Hâsılı inanç, insana istikamet sağlamıyor ve bu istikameti de laik bir dünya algısı ile tasdikliyor ise elbette ki mevcut çözülmelerden ve tahribattan söz etmeye hakkımız olamaz. Bu dünya ile birlikte ahireti, buradaki davranışımızın hesaba yönelik bir vetire, kopmaz bir bütünlük arz ettiğini hem kelam ile hem de hâl ile kendimize ispat edemiyor isek, inanç dediğimiz hasletin bir tahayyül, bir zihin jimnastiği olduğunu yadsımamamız gerekiyor.

Bu tarihte Türkler için kullanılan şu absürt yakıştırmaya benzer. Zaten tek tanrılı olan bu kavim, Karahanlılar zamanında topluca İslam`a dâhil oldular! İman bireyin en büyük yetisi iken bireysellikten çıkarıp bu işi bir sultana tâbi olarak, “o girdi ise biz de gireriz” basitliğine düşürmek adeta sultanın sultası altında dinli ya da dinsiz olma ameliyesine götürür bu minval ile.

Çözüm süreci, yaşanan bu kayıkçı kavgaları ile birlikte insanları devletin ve sistemin kulu haline getirmekte.
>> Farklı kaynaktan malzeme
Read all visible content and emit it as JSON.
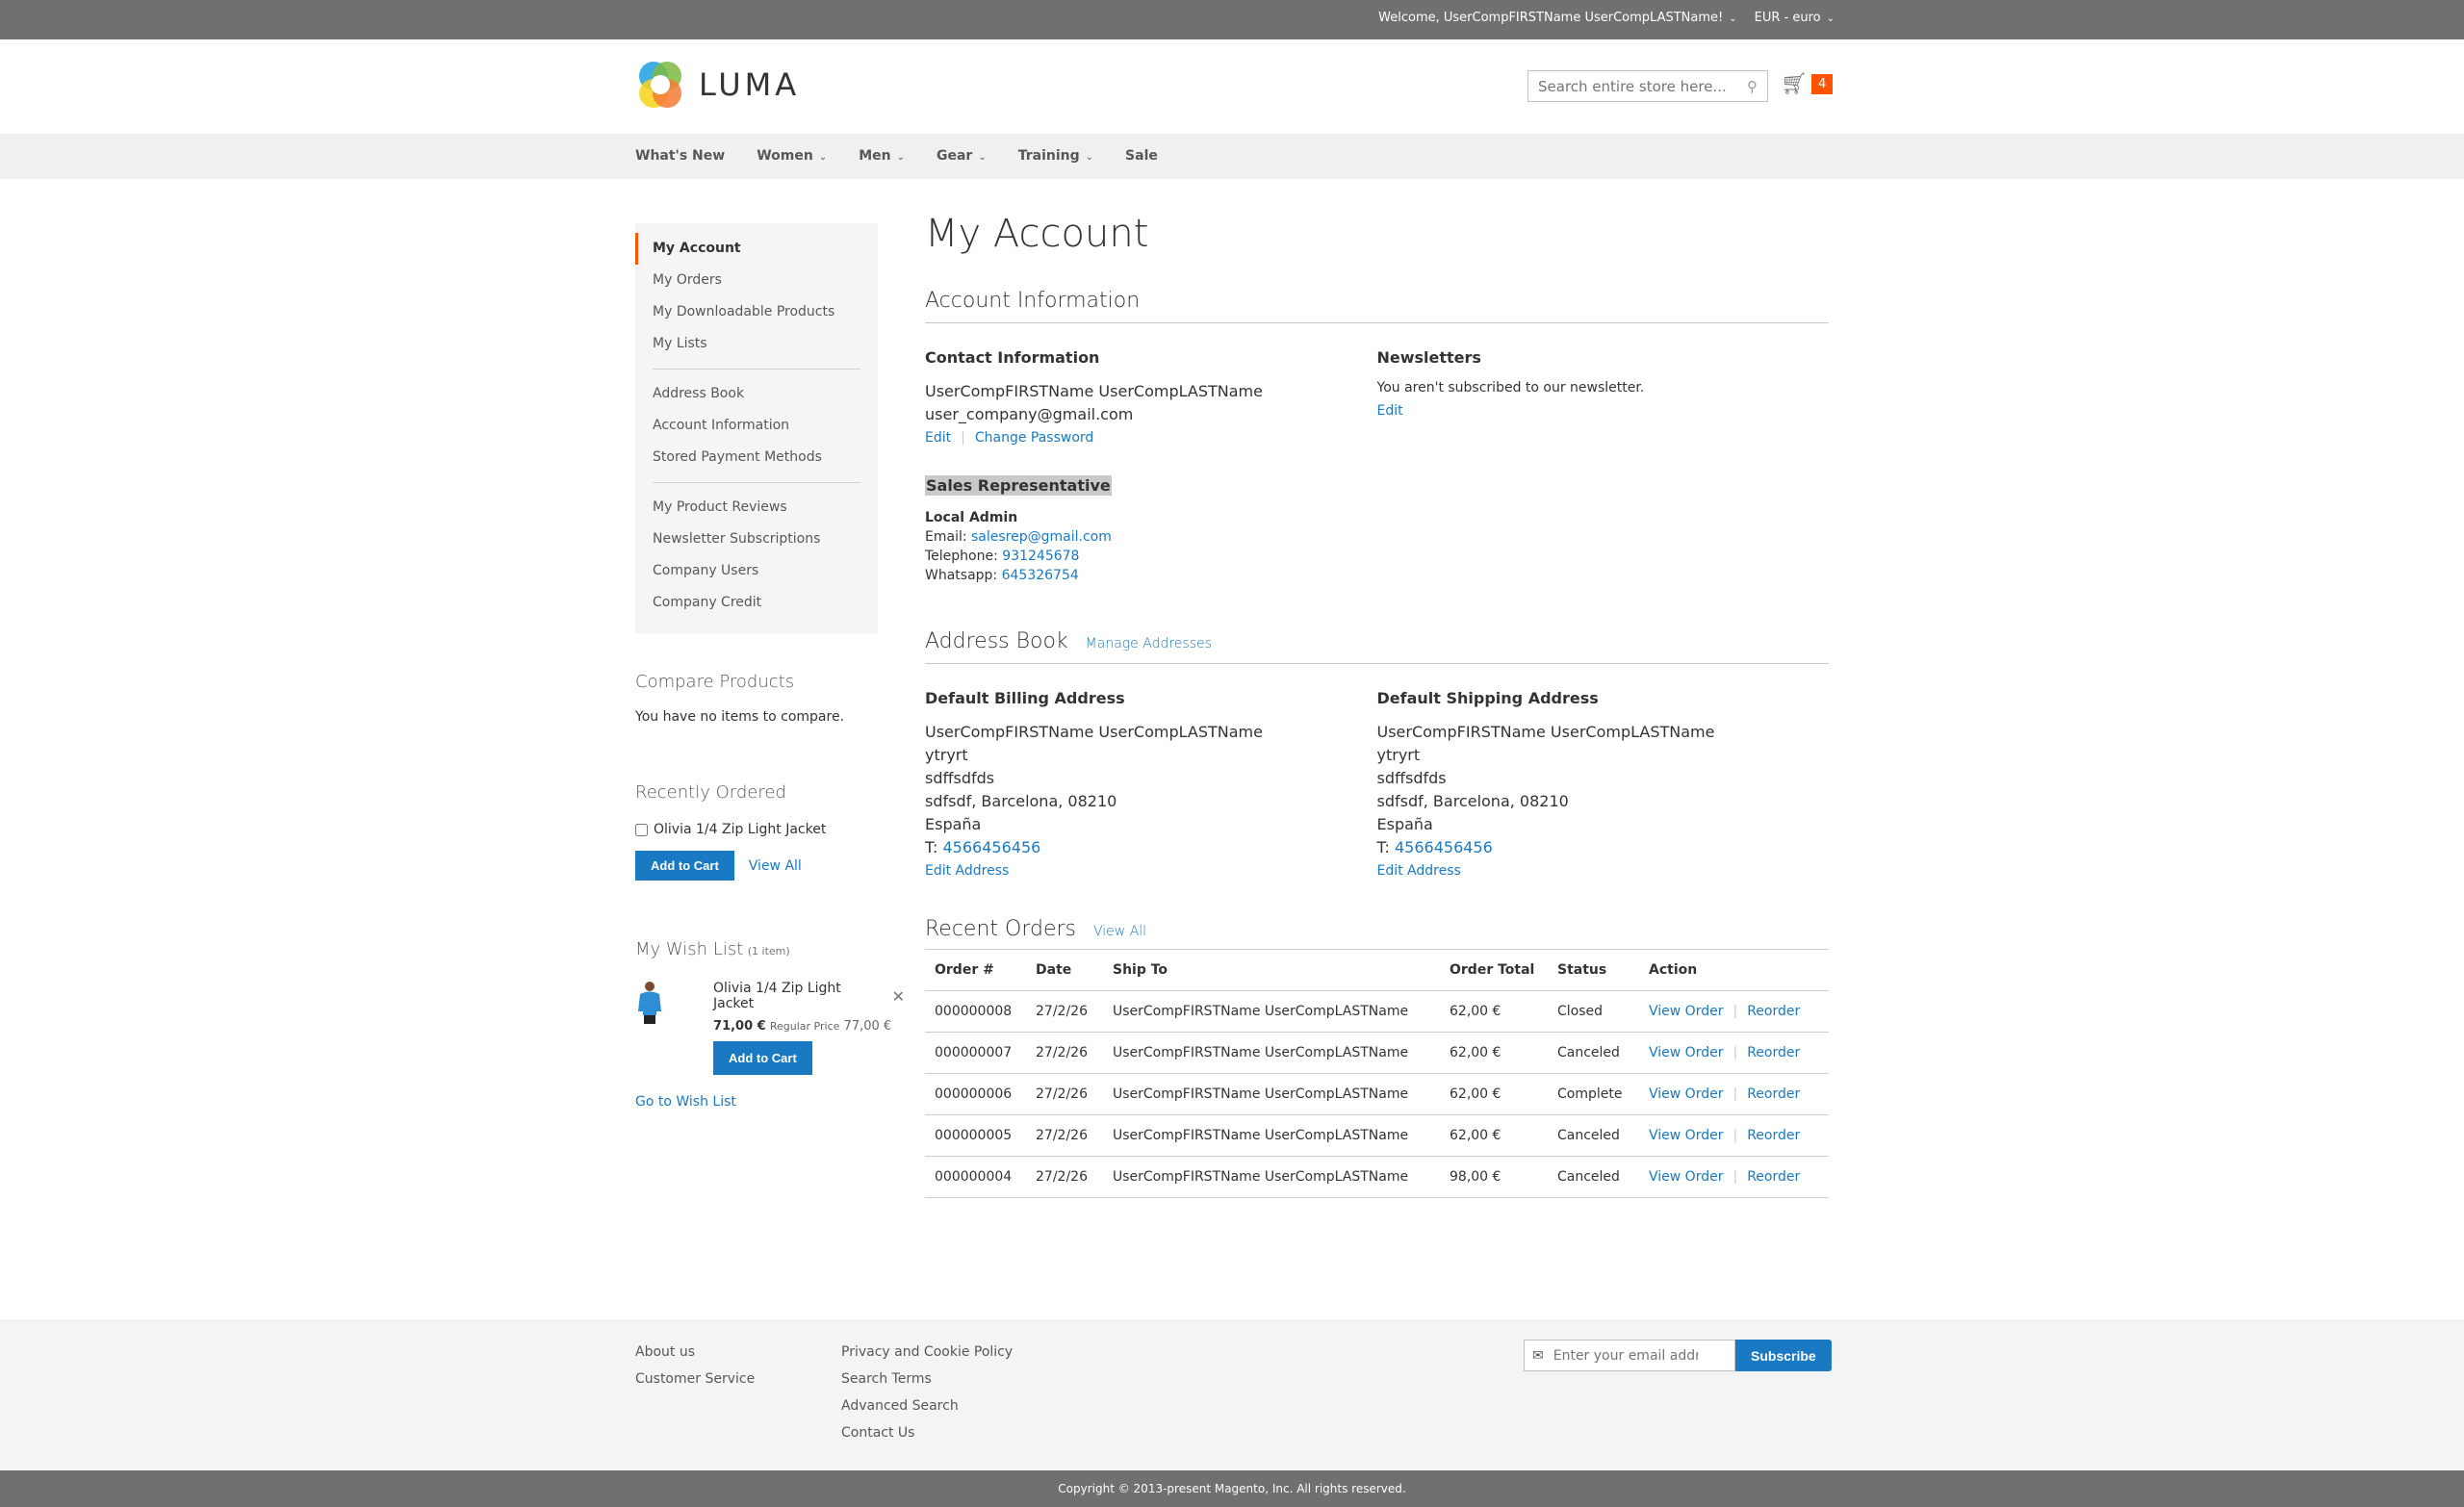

Bize düşen ise paramızla mı, yoksa devlete olan ahd-ü peymanımız ile kazandığımız itibarımız ile mi alışveriş yapacağımızın tercihi. Allah`ı hesaba katmayan hiçbir siyaset, hiçbir tefekkür, hiçbir imtihan, hiçbir itibar; insanı eşref-i mahlûkat kılmaz. Müslüman hem öncü hem de hayat nizamını tercih edişi bakımından öncüldür. Nesne değil öznedir. Numune-i imtisal olmayan hiçbir birey yekdiğerini öteki kılıp küçülmemelidir.

İslam, insanlığın üzerine bina edilmez ise netice hüsrana sebebiyet verir. Müslüman hem kendi hem diğeri ve de tüm insanlar için tefekkür, tezekkür ve dahi teakkul kılmalıdır. “Ben güzel ahlâkı tamamlamak için gönderildim” diyen bir Rasul`e ittiba etmeyen hiçbir akıl ne ahlâkı ne de ahireti idrak edemez.

Bahaeddin Nakşibendi Hazretleri`ne sorarlar, imtiyazlı kul olabilme adına akraba çıkmak isteyen kemterler; “Soyunuz nereye ulaşıyor efendimiz?”  Hazret insanların hasret kaldığı makul cevabı verir; “İnsan, soyu ile hiçbir yere ulaşamaz. Vaktaki huyu güzel ola.”